While the ten-year boycott of Coors did not save Local 366, it did cement a political alliance that helped advance LGBTQ rights. In 1978, the Briggs Initiative, or Proposition 6, was put on the ballot in California. This initiative would have barred gays and lesbians from working in California public schools. The initiative came at a perilous time for queer rights in America, as in 1977-1978 laws protecting civil rights for LGBTQ people were defeated in Dade County, Florida, St. Paul, Minnesota, Wichita, Kansas, and Eugene, Oregon. The language used by supporters has been recycled by anti-gay activists in the decades since, citing LGBTQ teachers as a unique threat that children much be protected against. At the outset, polls showed the measure winning with 61 percent.

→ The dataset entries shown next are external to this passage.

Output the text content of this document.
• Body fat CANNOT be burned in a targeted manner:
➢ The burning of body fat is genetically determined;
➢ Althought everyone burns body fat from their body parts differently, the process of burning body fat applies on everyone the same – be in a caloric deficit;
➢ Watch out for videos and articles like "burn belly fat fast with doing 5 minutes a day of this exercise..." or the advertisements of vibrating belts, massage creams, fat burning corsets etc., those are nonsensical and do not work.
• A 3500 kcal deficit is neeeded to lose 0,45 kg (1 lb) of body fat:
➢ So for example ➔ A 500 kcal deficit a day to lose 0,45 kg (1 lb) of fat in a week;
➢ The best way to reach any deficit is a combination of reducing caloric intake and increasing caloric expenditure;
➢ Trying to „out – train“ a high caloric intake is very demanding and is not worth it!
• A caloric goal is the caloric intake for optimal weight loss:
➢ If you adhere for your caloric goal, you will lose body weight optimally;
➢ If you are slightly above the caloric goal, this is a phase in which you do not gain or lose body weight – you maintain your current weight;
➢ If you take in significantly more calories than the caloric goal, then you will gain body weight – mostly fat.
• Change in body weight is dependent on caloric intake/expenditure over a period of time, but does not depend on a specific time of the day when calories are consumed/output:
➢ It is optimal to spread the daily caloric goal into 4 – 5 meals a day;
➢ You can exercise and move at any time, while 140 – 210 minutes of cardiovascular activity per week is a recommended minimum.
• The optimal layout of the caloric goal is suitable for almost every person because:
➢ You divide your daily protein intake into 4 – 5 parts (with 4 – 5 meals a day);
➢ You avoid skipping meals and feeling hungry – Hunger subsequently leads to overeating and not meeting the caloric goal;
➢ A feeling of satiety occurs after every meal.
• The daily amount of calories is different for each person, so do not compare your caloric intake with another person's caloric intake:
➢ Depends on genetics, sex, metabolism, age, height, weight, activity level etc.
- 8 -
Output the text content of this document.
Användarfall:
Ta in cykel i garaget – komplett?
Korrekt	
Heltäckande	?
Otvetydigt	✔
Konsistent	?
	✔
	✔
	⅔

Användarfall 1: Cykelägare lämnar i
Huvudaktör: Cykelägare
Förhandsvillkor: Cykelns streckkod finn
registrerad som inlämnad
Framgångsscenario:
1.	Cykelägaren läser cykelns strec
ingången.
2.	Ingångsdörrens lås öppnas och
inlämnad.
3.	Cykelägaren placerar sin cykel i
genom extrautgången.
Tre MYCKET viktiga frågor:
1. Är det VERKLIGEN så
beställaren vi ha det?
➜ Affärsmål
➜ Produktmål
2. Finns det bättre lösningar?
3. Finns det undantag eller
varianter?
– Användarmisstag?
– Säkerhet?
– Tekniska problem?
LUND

However, a vigorous counter-campaign was waged by the LGBTQ community, civil rights groups, and indeed, organized labor. The California gay community had already built a strong relationship with labor due to the Coor’s boycott as well as Harvey Milk’s reputation as being a labor-friendly legislator. The state’s two teacher’s unions, the California Education Association and the California Federation of Teachers, were early opponents of the Initiative given that they would be the most obviously affected. In an April 1978 editorial the San Francisco Teacher, the newspaper of the San Francisco Federation of Teachers, warned that the Briggs Initiative “threatens the job of any employee…who publicly or privately opposed discrimination against homosexuals.” The President of the California Federation of Labor was quoted in a 1978 San Francisco Examiner article as saying it would “cause a witch hunt and destroy the basic functions of our education system.” Other unions including the Teamsters, Steelworkers, Farmworkers, and Auto Workers came out against the initiative. Labor helped mobilize voters to defeat the Briggs Initiative in November, which lost in a landslide by 17 points.
The legacy of the Coors boycott and the alliance it built are important parts of LGBTQ and labor history that deserve to be celebrated, particularly every Pride Month. They should also be considered when looking at which corporations think they can earn goodwill (and Queer dollars) by posing as friends of the LGBTQ community. While Coors should obviously not be trusted, even “progressive” looking corporations like Starbucks, which pose as being friends of LGBTQ people, are not above threatening their trans workers’ health care when they attempt to unionize or fire LGBTQ union organizers. Whether it’s Coors or Starbucks, corporations are not our friends and corporate “support” for Pride will not lead to liberation. Solidarity will.